Eh bien non ! Les petites villes et même les villes moyennes se meurent ! Le commerce disparait, et nous avons constaté que les commerces sont à vendre dans les centres-ville. Plus de bouchers, charcutiers, boulangers, cordonniers qui disparaissent. Même les cafés, qui sont les derniers à partir, ferment… Que c’est triste que de marcher dans ces villes où vous voyez le lierre envahir les façades et les devantures de magasins définitivement fermés. Bien sûr il reste quelques cafés ou hôtels dont les propriétaires sont surtout des « plus de soixante ans », et la retraite est proche…

Ce matin, j’entendais sur France Inter parler du livre, « Le jour où les zones commerciales auront dévoré nos villes » de Franck Gintrand. Et ce que j’ai entendu a conforté nos constatations ! Les zones commerciales vident les commerces dans un rayon de 20 à 30 km autour d’elles ! Il est urgent de prendre conscience de cette désaffection des centres-ville, à cette époque où l’ont parle de diminuer nos déplacements… Diminuer la consommation d’essence… Or la loi de 2008, votée sous Sarkozy, permet à des supermarchés d’acheter des terrains pas chers… Et le seul moyen d’interdire la construction de ces supermarchés, est l’argument écologique, or ces supermarchés pratiquent le green washing à tout va et se défendent de provoqué des problèmes environnementaux. Et ils peuvent s’installer sans autre forme de procès ! Et bien sûr c’est la compétition entre les villes pour avoir « sa zone commerciale » car sinon c’est la mort des villes autour ! Mais dans les désagréments environnementaux on ne prend pas en compte, la disparition des commerces de centre-ville… Qui vont eux-même provoquer des centaines d’aller-retours pour « faire les courses »…

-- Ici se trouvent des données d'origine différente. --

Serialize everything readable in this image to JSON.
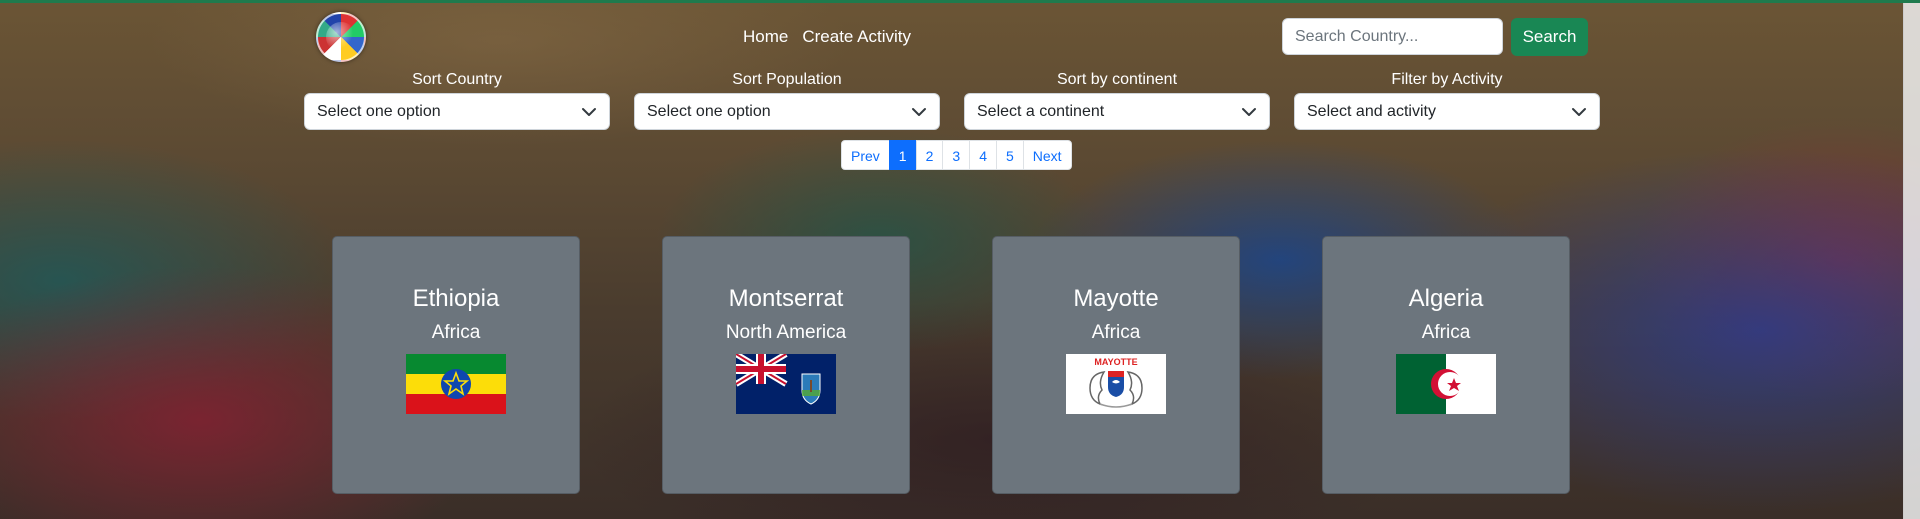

Alors, ce petit message est un cri de détresse… Nous tuons notre beau pays, en laissant s’installer les zones commerciales de manière anarchique

Et que font les politiques ?  RIEN ! Alors qu’il suffirait de rendre l’installation de ces zones très onéreuses en usant de taxes à l’installation, par exemple, et pour baisser l’intérêt de ces zones commerciales, ou de revenir sur la loi de 2008…

Alors on se bouge, ou on regarde mourir la France et ses villes petites et moyennes

Prenez un bâton, et des chaussures de marche, et allez cheminer dans nos campagnes, vous verrez la France qui meurt…

Quel dommage ! Quelle tristesse !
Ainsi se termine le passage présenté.